Egyptian obsessions with stability and order, and the conservative attitudes of the bureaucratic elite (Wilkinson suggests hieroglyphic literacy of ‘no more than ten per cent, at any period of pharaonic history’ — and fewer than 1,000 people since), can render the vast majority of extant writings somewhat formulaic. There are a lot of lists. But his selection of 40-odd texts, many of them previously unavailable to the general reader, shines light on a ‘surprisingly rich and varied corpus’: first-person accounts of invasion and rebellion, a hymn about the king devouring the gods, a dialogue between a man and his soul, some tax legislation, and a letter from Pepi II to his emissary Harkhuf, reminding him to bring him back a dancing pygmy.
Wilkinson has opted for a fluid, contemporary flavour in place of literalist accuracy (impossible, anyway, in many circumstances. Translating Egyptian wordplay, for instance, is almost a complete non-starter). The texts are mercifully light on apparatus, and the notes unabashed about textual corruption, scribal errors, and other difficulties.
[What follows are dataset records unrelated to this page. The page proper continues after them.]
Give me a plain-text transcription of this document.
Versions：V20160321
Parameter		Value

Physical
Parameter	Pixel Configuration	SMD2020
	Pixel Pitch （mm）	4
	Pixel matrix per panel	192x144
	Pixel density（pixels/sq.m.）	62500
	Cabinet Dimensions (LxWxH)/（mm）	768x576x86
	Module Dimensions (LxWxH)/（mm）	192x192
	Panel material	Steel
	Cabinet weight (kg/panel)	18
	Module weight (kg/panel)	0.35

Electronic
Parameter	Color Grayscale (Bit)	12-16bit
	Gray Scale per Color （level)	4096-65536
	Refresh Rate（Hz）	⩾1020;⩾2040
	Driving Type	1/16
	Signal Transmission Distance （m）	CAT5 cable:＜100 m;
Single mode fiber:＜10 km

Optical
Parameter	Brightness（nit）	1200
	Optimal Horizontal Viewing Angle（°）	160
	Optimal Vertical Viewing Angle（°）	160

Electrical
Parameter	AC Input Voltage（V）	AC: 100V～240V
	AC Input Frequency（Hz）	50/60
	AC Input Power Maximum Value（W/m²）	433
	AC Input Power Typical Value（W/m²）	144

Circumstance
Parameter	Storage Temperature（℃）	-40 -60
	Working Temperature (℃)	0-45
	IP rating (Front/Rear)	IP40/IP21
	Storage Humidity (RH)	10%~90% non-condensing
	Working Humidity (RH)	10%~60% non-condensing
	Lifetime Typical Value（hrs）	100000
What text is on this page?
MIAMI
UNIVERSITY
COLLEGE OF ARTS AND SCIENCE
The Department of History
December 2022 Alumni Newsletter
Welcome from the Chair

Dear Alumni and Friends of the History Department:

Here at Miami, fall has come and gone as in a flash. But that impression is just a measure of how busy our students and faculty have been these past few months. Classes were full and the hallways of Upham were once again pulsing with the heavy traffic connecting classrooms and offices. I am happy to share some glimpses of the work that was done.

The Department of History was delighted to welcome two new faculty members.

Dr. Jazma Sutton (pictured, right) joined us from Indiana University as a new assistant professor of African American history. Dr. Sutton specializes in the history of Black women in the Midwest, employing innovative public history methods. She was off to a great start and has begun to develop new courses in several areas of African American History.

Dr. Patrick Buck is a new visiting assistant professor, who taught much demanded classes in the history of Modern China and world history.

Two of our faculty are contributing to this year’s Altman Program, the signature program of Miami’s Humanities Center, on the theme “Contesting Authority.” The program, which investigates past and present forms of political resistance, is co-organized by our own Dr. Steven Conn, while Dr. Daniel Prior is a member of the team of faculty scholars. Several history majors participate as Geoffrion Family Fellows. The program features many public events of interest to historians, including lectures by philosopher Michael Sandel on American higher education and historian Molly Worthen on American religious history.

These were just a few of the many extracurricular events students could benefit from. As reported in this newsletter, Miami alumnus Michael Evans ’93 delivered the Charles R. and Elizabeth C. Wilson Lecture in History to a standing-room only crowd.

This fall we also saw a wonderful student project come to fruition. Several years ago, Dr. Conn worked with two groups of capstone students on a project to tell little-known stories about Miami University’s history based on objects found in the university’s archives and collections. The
One sub-section is rendered, in full, ‘...an obscure maxim about gluttony...’.
Literary colleagues might especially enjoy the final section: ‘Teachings’. In amongst some light relief on how to not waste time on chores, resist adultery and ‘be friendly with your local policeman’, these deal principally with how to immortalise oneself through writing. The ‘Satire of the Trades’ goes through the terrible alternatives: the jeweller, the fisherman, the stonemason. ‘So if you know writing, it will be more beneficial for you/ than these jobs I have put before you.’
Still: look on my works, and all that. There is not one famous scribe from Ancient Egypt.